Birding Notes

Reflections on birds and other wildlife on the edge of a southern woodland

Tuesday, February 12, 2008

A Pine Warbler’s Song

After several days in the snowy mountains of the West, we’ve returned to balmy, spring-like weather here – and to the musical trill of a Pine Warbler’s song, brightening up the gray winter woods with color. Daffodils are blooming, and along with the Pine Warbler, Cardinals, House Finches, Carolina Wrens and Phoebes are singing, and even the birds that aren’t singing seem to be more vocal. So the quiet of winter, marked with the individual voices of winter birds, already is giving way to the more complex, varied sounds of earliest spring.
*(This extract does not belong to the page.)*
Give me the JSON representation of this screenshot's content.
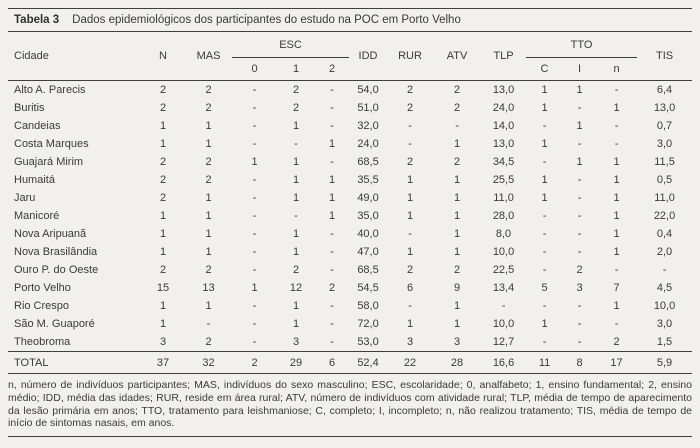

Carolina Chickadees, Tufted Titmice, Eastern Towhees, Dark-eyed Juncos, White-throated Sparrows, Chipping Sparrows, Brown-headed Nuthatches, Red-breasted Nuthatches, and lots of Goldfinches and Yellow-rumped Warblers all are active around the yard. This morning, a Brown Thrasher sat preening in the wax myrtles, a Robin hunted in the grass, and two Yellow-bellied Sapsuckers tapped steadily on the trunks of pecan trees. A pair of Downy Woodpeckers also worked in the trees around the house, and a Red-bellied Woodpecker called from nearby. Two dozen Cedar Waxwings settled in the bare branches of an oak.

A large flock of Red-winged Blackbirds was spread out noisily up and down the road late this afternoon, mostly in the treetops. There were at least a few Common Grackles among them, and may have been other Blackbirds, but most of those I could see or hear were Red-wings – and their songs, too, sound like spring on the way.

But the real highlight of the day has been the Pine Warbler and its song. I watched one for a few minutes this morning, its deep yellow throat and breast glowing as it crept over a gray, lichen-covered branch. Then it paused and lifted up its head to sing – and its whole body vibrated with the trill.